Sandra, la violación, Peter y Jamie, incluso Jonathan Devlin: «No sé de qué estás hablando, tío». Finalmente me rendí al darme cuenta de que corría un grave peligro de revelar algo.
De camino a casa me tragué el orgullo y telefoneé a Cassie, que ni siquiera trató de fingir que no sabía adónde había ido. Había invertido la tarde en eliminar a Sandra Scully de la investigación. La noche de autos Sandra estuvo trabajando en un locutorio del centro. Su supervisor y compañeros de turno confirmaron su presencia allí hasta poco antes de las dos de la madrugada, hora en que fichó y cogió un autobús nocturno de regreso a casa. Eran buenas noticias -ponían las cosas en orden y, además, me había disgustado la idea de considerar a Sandra como a una posible asesina-, pero el hecho de imaginármela dentro de un cubículo fluorescente mal ventilado, rodeada de trabajadores a media jornada como estudiantes y actores a la espera de su próximo bolo, me produjo una punzada leve y compleja.

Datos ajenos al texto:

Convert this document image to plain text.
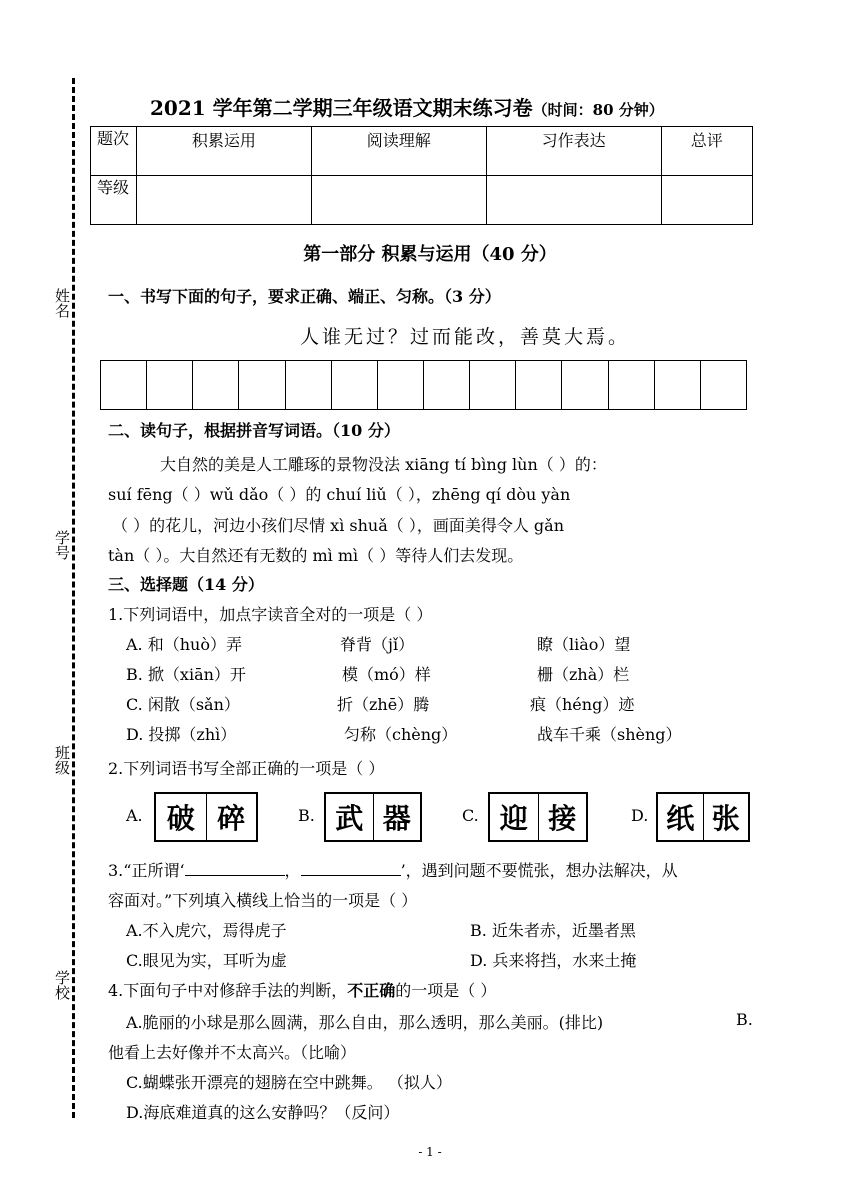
姓名
学号
班级
学校
2021 学年第二学期三年级语文期末练习卷（时间：80 分钟）
题次	积累运用	阅读理解	习作表达	总评
等级				
第一部分 积累与运用（40 分）
一、书写下面的句子，要求正确、端正、匀称。（3 分）
人谁无过？过而能改，善莫大焉。
二、读句子，根据拼音写词语。（10 分）
大自然的美是人工雕琢的景物没法 xiāng tí bìng lùn（ ）的：
suí fēng（ ）wǔ dǎo（ ）的 chuí liǔ（ ），zhēng qí dòu yàn
（ ）的花儿，河边小孩们尽情 xì shuǎ（ ），画面美得令人 gǎn
tàn（ ）。大自然还有无数的 mì mì（ ）等待人们去发现。
三、选择题（14 分）
1.下列词语中，加点字读音全对的一项是（ ）
A. 和（huò）弄	脊背（jǐ）	瞭（liào）望
B. 掀（xiān）开	模（mó）样	栅（zhà）栏
C. 闲散（sǎn）	折（zhē）腾	痕（héng）迹
D. 投掷（zhì）	匀称（chèng）	战车千乘（shèng）
2.下列词语书写全部正确的一项是（ ）
A. 破 碎	B. 武 器	C. 迎 接	D. 纸 张
3.“正所谓‘	，	’，遇到问题不要慌张，想办法解决，从
容面对。”下列填入横线上恰当的一项是（ ）
A.不入虎穴，焉得虎子	B. 近朱者赤，近墨者黑
C.眼见为实，耳听为虚	D. 兵来将挡，水来土掩
4.下面句子中对修辞手法的判断，不正确的一项是（ ）
A.脆丽的小球是那么圆满，那么自由，那么透明，那么美丽。(排比)	B.
他看上去好像并不太高兴。（比喻）
C.蝴蝶张开漂亮的翅膀在空中跳舞。 （拟人）
D.海底难道真的这么安静吗？（反问）
- 1 -
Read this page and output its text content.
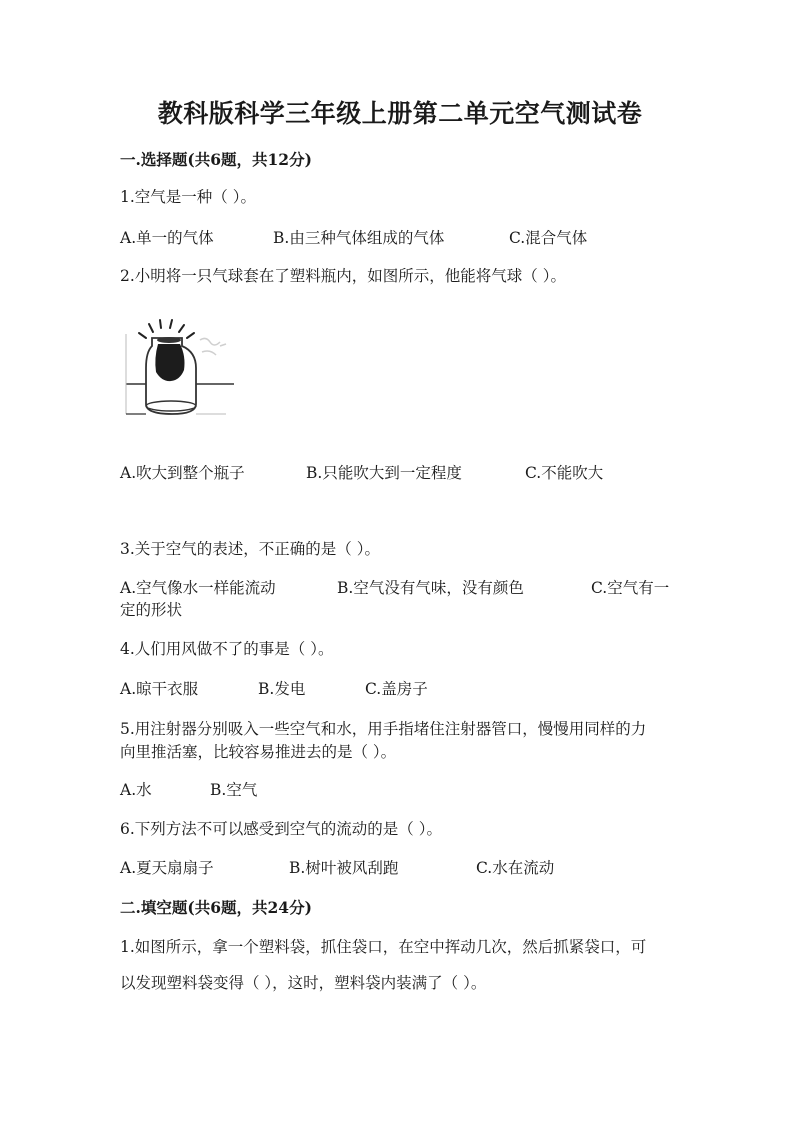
教科版科学三年级上册第二单元空气测试卷
一.选择题(共6题，共12分)
1.空气是一种（ ）。
A.单一的气体	B.由三种气体组成的气体	C.混合气体
2.小明将一只气球套在了塑料瓶内，如图所示，他能将气球（ ）。
A.吹大到整个瓶子	B.只能吹大到一定程度	C.不能吹大
3.关于空气的表述，不正确的是（ ）。
A.空气像水一样能流动	B.空气没有气味，没有颜色	C.空气有一
定的形状
4.人们用风做不了的事是（ ）。
A.晾干衣服	B.发电	C.盖房子
5.用注射器分别吸入一些空气和水，用手指堵住注射器管口，慢慢用同样的力
向里推活塞，比较容易推进去的是（ ）。
A.水	B.空气
6.下列方法不可以感受到空气的流动的是（ ）。
A.夏天扇扇子	B.树叶被风刮跑	C.水在流动
二.填空题(共6题，共24分)
1.如图所示，拿一个塑料袋，抓住袋口，在空中挥动几次，然后抓紧袋口，可
以发现塑料袋变得（ ），这时，塑料袋内装满了（ ）。
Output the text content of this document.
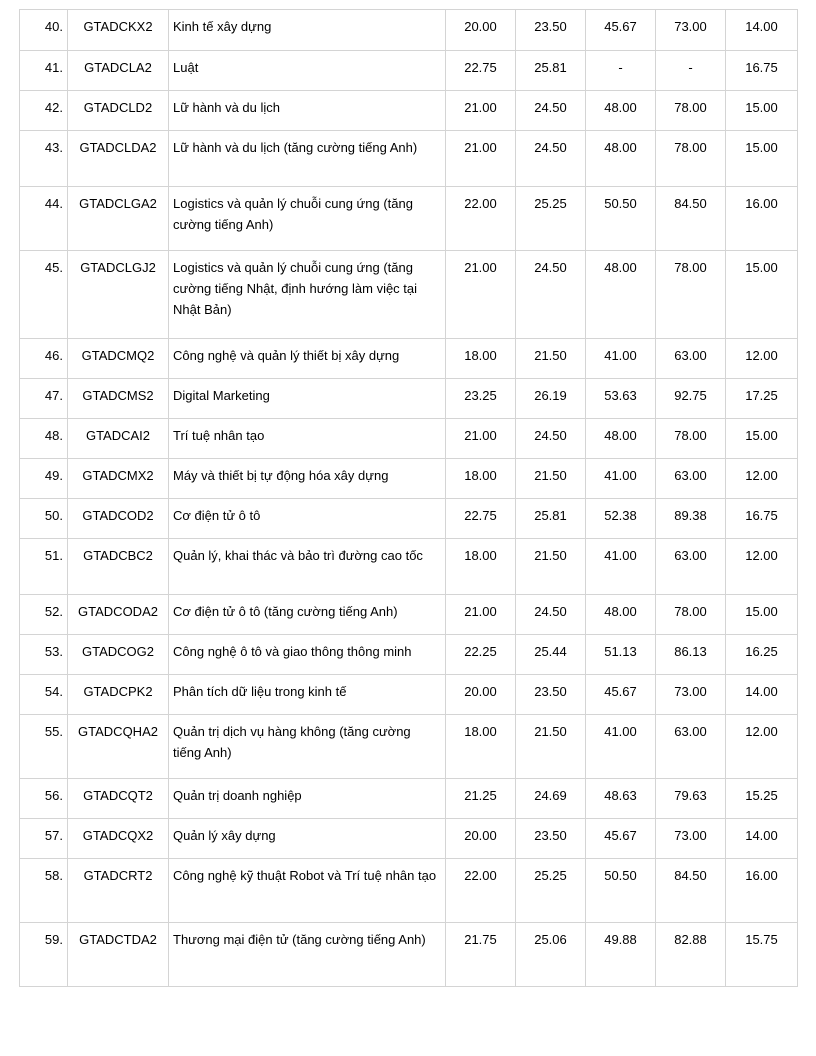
40.	GTADCKX2	Kinh tế xây dựng	20.00	23.50	45.67	73.00	14.00
41.	GTADCLA2	Luật	22.75	25.81	-	-	16.75
42.	GTADCLD2	Lữ hành và du lịch	21.00	24.50	48.00	78.00	15.00
43.	GTADCLDA2	Lữ hành và du lịch (tăng cường tiếng Anh)	21.00	24.50	48.00	78.00	15.00
44.	GTADCLGA2	Logistics và quản lý chuỗi cung ứng (tăng cường tiếng Anh)	22.00	25.25	50.50	84.50	16.00
45.	GTADCLGJ2	Logistics và quản lý chuỗi cung ứng (tăng cường tiếng Nhật, định hướng làm việc tại Nhật Bản)	21.00	24.50	48.00	78.00	15.00
46.	GTADCMQ2	Công nghệ và quản lý thiết bị xây dựng	18.00	21.50	41.00	63.00	12.00
47.	GTADCMS2	Digital Marketing	23.25	26.19	53.63	92.75	17.25
48.	GTADCAI2	Trí tuệ nhân tạo	21.00	24.50	48.00	78.00	15.00
49.	GTADCMX2	Máy và thiết bị tự động hóa xây dựng	18.00	21.50	41.00	63.00	12.00
50.	GTADCOD2	Cơ điện tử ô tô	22.75	25.81	52.38	89.38	16.75
51.	GTADCBC2	Quản lý, khai thác và bảo trì đường cao tốc	18.00	21.50	41.00	63.00	12.00
52.	GTADCODA2	Cơ điện tử ô tô (tăng cường tiếng Anh)	21.00	24.50	48.00	78.00	15.00
53.	GTADCOG2	Công nghệ ô tô và giao thông thông minh	22.25	25.44	51.13	86.13	16.25
54.	GTADCPK2	Phân tích dữ liệu trong kinh tế	20.00	23.50	45.67	73.00	14.00
55.	GTADCQHA2	Quản trị dịch vụ hàng không (tăng cường tiếng Anh)	18.00	21.50	41.00	63.00	12.00
56.	GTADCQT2	Quản trị doanh nghiệp	21.25	24.69	48.63	79.63	15.25
57.	GTADCQX2	Quản lý xây dựng	20.00	23.50	45.67	73.00	14.00
58.	GTADCRT2	Công nghệ kỹ thuật Robot và Trí tuệ nhân tạo	22.00	25.25	50.50	84.50	16.00
59.	GTADCTDA2	Thương mại điện tử (tăng cường tiếng Anh)	21.75	25.06	49.88	82.88	15.75
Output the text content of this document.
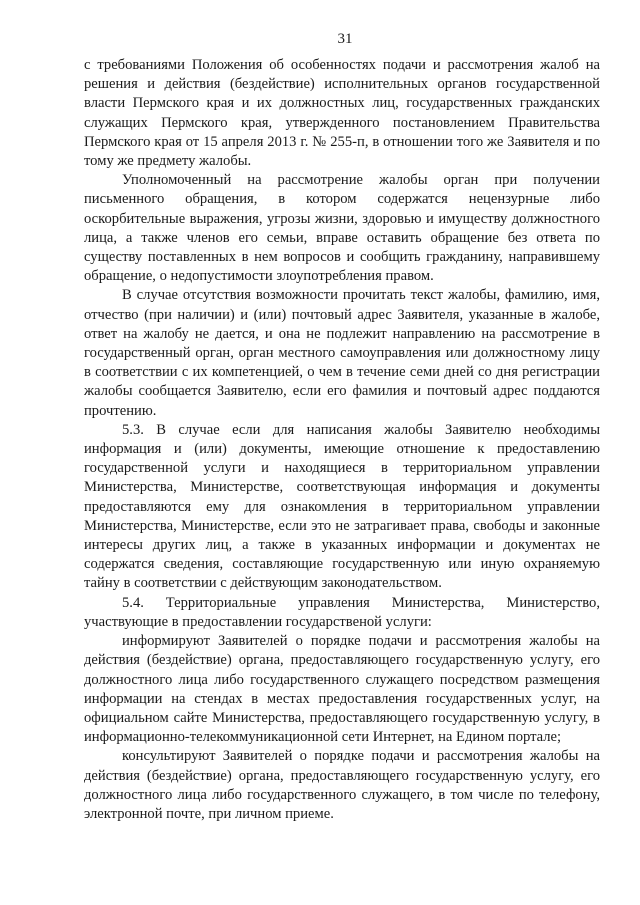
31

с требованиями Положения об особенностях подачи и рассмотрения жалоб на решения и действия (бездействие) исполнительных органов государственной власти Пермского края и их должностных лиц, государственных гражданских служащих Пермского края, утвержденного постановлением Правительства Пермского края от 15 апреля 2013 г. № 255-п, в отношении того же Заявителя и по тому же предмету жалобы.

Уполномоченный на рассмотрение жалобы орган при получении письменного обращения, в котором содержатся нецензурные либо оскорбительные выражения, угрозы жизни, здоровью и имуществу должностного лица, а также членов его семьи, вправе оставить обращение без ответа по существу поставленных в нем вопросов и сообщить гражданину, направившему обращение, о недопустимости злоупотребления правом.

В случае отсутствия возможности прочитать текст жалобы, фамилию, имя, отчество (при наличии) и (или) почтовый адрес Заявителя, указанные в жалобе, ответ на жалобу не дается, и она не подлежит направлению на рассмотрение в государственный орган, орган местного самоуправления или должностному лицу в соответствии с их компетенцией, о чем в течение семи дней со дня регистрации жалобы сообщается Заявителю, если его фамилия и почтовый адрес поддаются прочтению.

5.3. В случае если для написания жалобы Заявителю необходимы информация и (или) документы, имеющие отношение к предоставлению государственной услуги и находящиеся в территориальном управлении Министерства, Министерстве, соответствующая информация и документы предоставляются ему для ознакомления в территориальном управлении Министерства, Министерстве, если это не затрагивает права, свободы и законные интересы других лиц, а также в указанных информации и документах не содержатся сведения, составляющие государственную или иную охраняемую тайну в соответствии с действующим законодательством.

5.4. Территориальные управления Министерства, Министерство, участвующие в предоставлении государственой услуги:

информируют Заявителей о порядке подачи и рассмотрения жалобы на действия (бездействие) органа, предоставляющего государственную услугу, его должностного лица либо государственного служащего посредством размещения информации на стендах в местах предоставления государственных услуг, на официальном сайте Министерства, предоставляющего государственную услугу, в информационно-телекоммуникационной сети Интернет, на Едином портале;

консультируют Заявителей о порядке подачи и рассмотрения жалобы на действия (бездействие) органа, предоставляющего государственную услугу, его должностного лица либо государственного служащего, в том числе по телефону, электронной почте, при личном приеме.
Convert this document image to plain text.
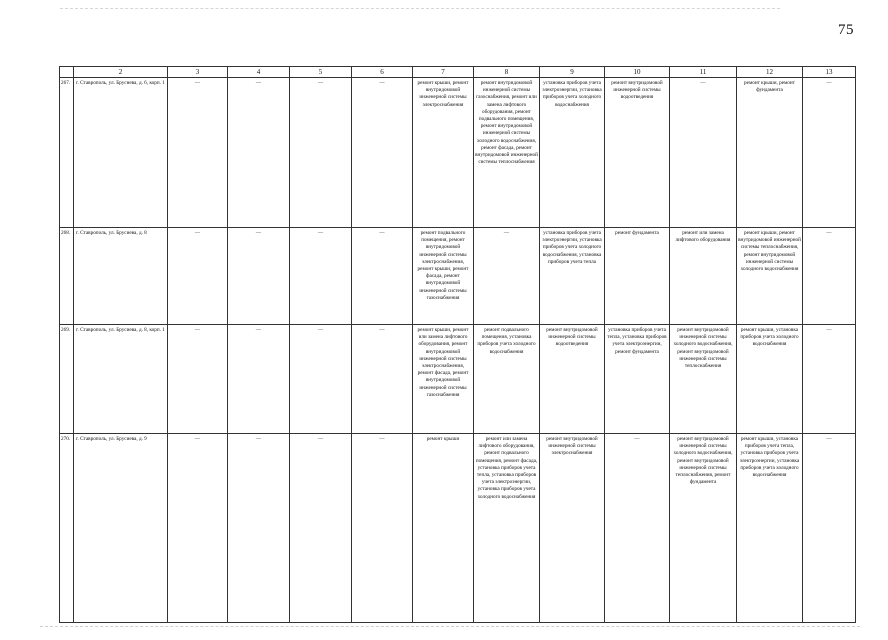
75
	2	3	4	5	6	7	8	9	10	11	12	13
267.	г. Ставрополь, ул. Бруснева, д. 6, корп. 1	—	—	—	—	ремонт крыши, ремонт внутридомовой инженерной системы электроснабжения	ремонт внутридомовой инженерной системы газоснабжения, ремонт или замена лифтового оборудования, ремонт подвального помещения, ремонт внутридомовой инженерной системы холодного водоснабжения, ремонт фасада, ремонт внутридомовой инженерной системы теплоснабжения	установка приборов учета электроэнергии, установка приборов учета холодного водоснабжения	ремонт внутридомовой инженерной системы водоотведения	—	ремонт крыши, ремонт фундамента	—
268.	г. Ставрополь, ул. Брусиева, д. 8	—	—	—	—	ремонт подвального помещения, ремонт внутридомовой инженерной системы электроснабжения, ремонт крыши, ремонт фасада, ремонт внутридомовой инженерной системы газоснабжения	—	установка приборов учета электроэнергии, установка приборов учета холодного водоснабжения, установка приборов учета тепла	ремонт фундамента	ремонт или замена лифтового оборудования	ремонт крыши, ремонт внутридомовой инженерной системы теплоснабжения, ремонт внутридомовой инженерной системы холодного водоснабжения	—
269.	г. Ставрополь, ул. Брусиева, д. 8, корп. 1	—	—	—	—	ремонт крыши, ремонт или замена лифтового оборудования, ремонт внутридомовой инженерной системы электроснабжения, ремонт фасада, ремонт внутридомовой инженерной системы газоснабжения	ремонт подвального помещения, установка приборов учета холодного водоснабжения	ремонт внутридомовой инженерной системы водоотведения	установка приборов учета тепла, установка приборов учета электроэнергии, ремонт фундамента	ремонт внутридомовой инженерной системы холодного водоснабжения, ремонт внутридомовой инженерной системы теплоснабжения	ремонт крыши, установка приборов учета холодного водоснабжения	—
270.	г. Ставрополь, ул. Брусиева, д. 9	—	—	—	—	ремонт крыши	ремонт или замена лифтового оборудования, ремонт подвального помещения, ремонт фасада, установка приборов учета тепла, установка приборов учета электроэнергии, установка приборов учета холодного водоснабжения	ремонт внутридомовой инженерной системы электроснабжения	—	ремонт внутридомовой инженерной системы холодного водоснабжения, ремонт внутридомовой инженерной системы теплоснабжения, ремонт фундамента	ремонт крыши, установка приборов учета тепла, установка приборов учета электроэнергии, установка приборов учета холодного водоснабжения	—
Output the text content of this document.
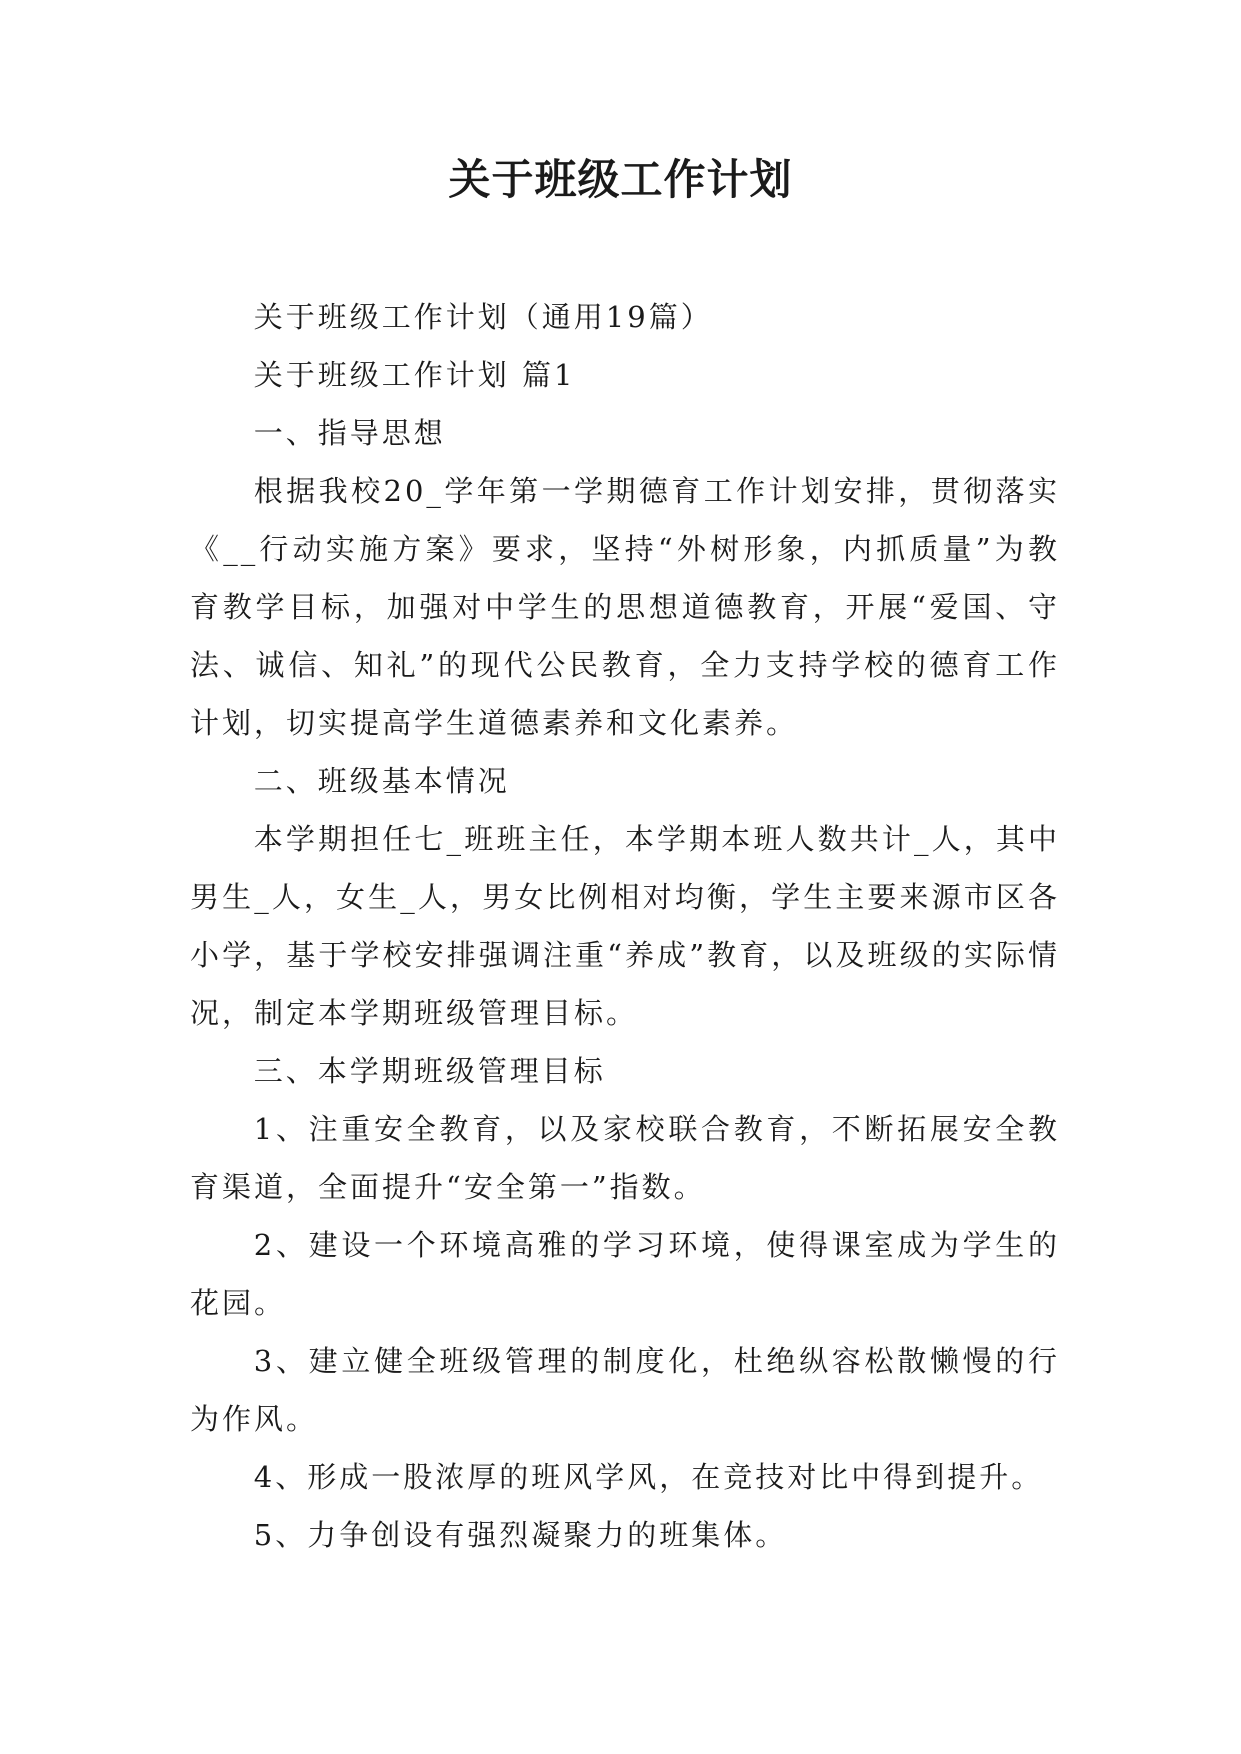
关于班级工作计划

关于班级工作计划（通用19篇）

关于班级工作计划 篇1

一、指导思想

根据我校20_学年第一学期德育工作计划安排，贯彻落实《__行动实施方案》要求，坚持“外树形象，内抓质量”为教育教学目标，加强对中学生的思想道德教育，开展“爱国、守法、诚信、知礼”的现代公民教育，全力支持学校的德育工作计划，切实提高学生道德素养和文化素养。

二、班级基本情况

本学期担任七_班班主任，本学期本班人数共计_人，其中男生_人，女生_人，男女比例相对均衡，学生主要来源市区各小学，基于学校安排强调注重“养成”教育，以及班级的实际情况，制定本学期班级管理目标。

三、本学期班级管理目标

1、注重安全教育，以及家校联合教育，不断拓展安全教育渠道，全面提升“安全第一”指数。

2、建设一个环境高雅的学习环境，使得课室成为学生的花园。

3、建立健全班级管理的制度化，杜绝纵容松散懒慢的行为作风。

4、形成一股浓厚的班风学风，在竞技对比中得到提升。

5、力争创设有强烈凝聚力的班集体。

No entraré en detalles, pero dedicamos mucho esfuerzo y una considerable cantidad de ingenio -más o menos dentro de la legalidad casi todo ello-, en identificar el peor momento posible para ir a hablar con Cathal Mills. Ocupaba un cargo de responsabilidad con un nombre ininteligible en una empresa que ofrecía algo llamado «soluciones corporativas para la localización de software y el aprendizaje virtual» (yo estaba impresionado: me había parecido imposible que me cayera aún peor), así que entramos a por él en medio de una reunión decisiva con un potencial cliente importante. Incluso el edificio era espeluznante: largos pasillos sin ventanas y tramos de escaleras que reducían a cero el sentido de la orientación, aire tibio y enlatado sin apenas oxígeno, un estúpido y grave zumbido de ordenadores y voces contenidas y extensiones enormes de cubículos como los laberintos para ratas de algún científico chiflado. Cassie me miró con los ojos abiertos de par en par, horrorizada, mientras seguíamos a un androide a través del quinto par de puertas batientes con tarjeta de acceso.